P.P. : Qui en sera le garant de cette bonne gouvernance : l’Etat, les industriels, la société civile?

P. G. : Il s’agit du même débat que celui que nous connaissons avec Internet. Les luttes d’influence et les compromis à venir sont les seules prédictions possibles en la matière. Nous sommes au tout début d’une accélération dans la perception de cette problématique par la société civile et les politiques… Les entreprises privées ont ici une longueur d’avance. Certains prospectivistes pensent que « ce qui est à l’œuvre » peut finir par relever d’une finalité qui va nous dépasser, c’est l’exemple connu du « cybionte » de Joël de Rosnay. Dans ce cas, une conscience globale va émerger, autorégulée, qui échappera à l’homme – son créateur. À contrario, l’entropie croissante d’un tel phénomène peut laisser envisager un relatif chaos à un niveau global, en perpétuel ajustement eu égard aux divergences multiples de finalité des éléments qui le composent. En réalité, ce débat est inutile car l’issue indécidable : le mathématicien Gödel nous a démontré que nous ne pouvions avoir la réponse, faisant nous-mêmes partie du phénomène étudié.

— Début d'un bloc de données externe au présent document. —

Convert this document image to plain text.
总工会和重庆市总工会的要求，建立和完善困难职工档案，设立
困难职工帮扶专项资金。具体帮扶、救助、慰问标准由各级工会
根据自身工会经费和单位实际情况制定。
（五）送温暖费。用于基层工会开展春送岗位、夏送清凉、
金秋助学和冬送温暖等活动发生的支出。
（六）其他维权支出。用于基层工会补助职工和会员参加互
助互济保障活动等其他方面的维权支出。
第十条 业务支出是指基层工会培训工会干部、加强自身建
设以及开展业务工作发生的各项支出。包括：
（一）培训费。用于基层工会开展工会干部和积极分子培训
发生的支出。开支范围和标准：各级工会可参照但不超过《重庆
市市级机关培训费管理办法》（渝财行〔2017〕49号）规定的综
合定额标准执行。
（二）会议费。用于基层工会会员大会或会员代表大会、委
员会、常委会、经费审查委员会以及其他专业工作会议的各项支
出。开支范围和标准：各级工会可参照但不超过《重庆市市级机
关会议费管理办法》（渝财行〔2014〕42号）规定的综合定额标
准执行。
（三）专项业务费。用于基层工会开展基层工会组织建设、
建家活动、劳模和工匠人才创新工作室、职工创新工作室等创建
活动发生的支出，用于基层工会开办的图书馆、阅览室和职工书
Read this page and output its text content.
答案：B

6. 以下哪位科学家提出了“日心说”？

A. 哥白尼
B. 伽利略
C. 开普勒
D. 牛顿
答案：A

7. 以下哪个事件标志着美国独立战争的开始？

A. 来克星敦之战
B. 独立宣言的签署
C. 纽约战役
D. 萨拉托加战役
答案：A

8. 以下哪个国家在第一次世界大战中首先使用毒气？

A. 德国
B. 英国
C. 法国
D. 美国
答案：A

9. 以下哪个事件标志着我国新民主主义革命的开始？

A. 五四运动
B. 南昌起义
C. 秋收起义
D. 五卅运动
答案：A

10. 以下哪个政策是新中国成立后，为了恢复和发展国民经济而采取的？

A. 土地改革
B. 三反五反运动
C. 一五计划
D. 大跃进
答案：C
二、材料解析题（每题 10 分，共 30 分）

P.P. : Quel marché l’internet des objets représente-t-il ?

P. G. : C’est un marché inimaginable. À terme, n’importe quel objet manufacturé sera susceptible de disposer d’une dualité objet physique/intelligence logicielle associée. Cela concerne les milliards d’objets de la planète, mais aussi les macro-objets qu’ils formeront selon les circonstances. Des avatars de matières premières, de produits finis, d’assemblages vont donner, associés les uns aux autres, un cyber-immeuble, un cyber-quartier voire une cyber-ville… qui auront autant de représentations logicielles complexes associées à leurs cycles de vie.

P.P. : À quelle échéance prévoyez-vous une telle extension ?

P.G. : C’est très difficile à dire. Aujourd’hui les choses avancent mais se font encore de manière timorée, par tâtonnements. À 5 ans nous connaitrons certainement de grandes révolutions… À échelle de 50 ou 100 ans, ce que je raconte passera pour une vision d’enfant.

* Professionnel de l’informatique, ancien DSI (Directeur des Systèmes d’information),Philippe Gautier est aussi fondateur de Business2Any (www.business2any.com).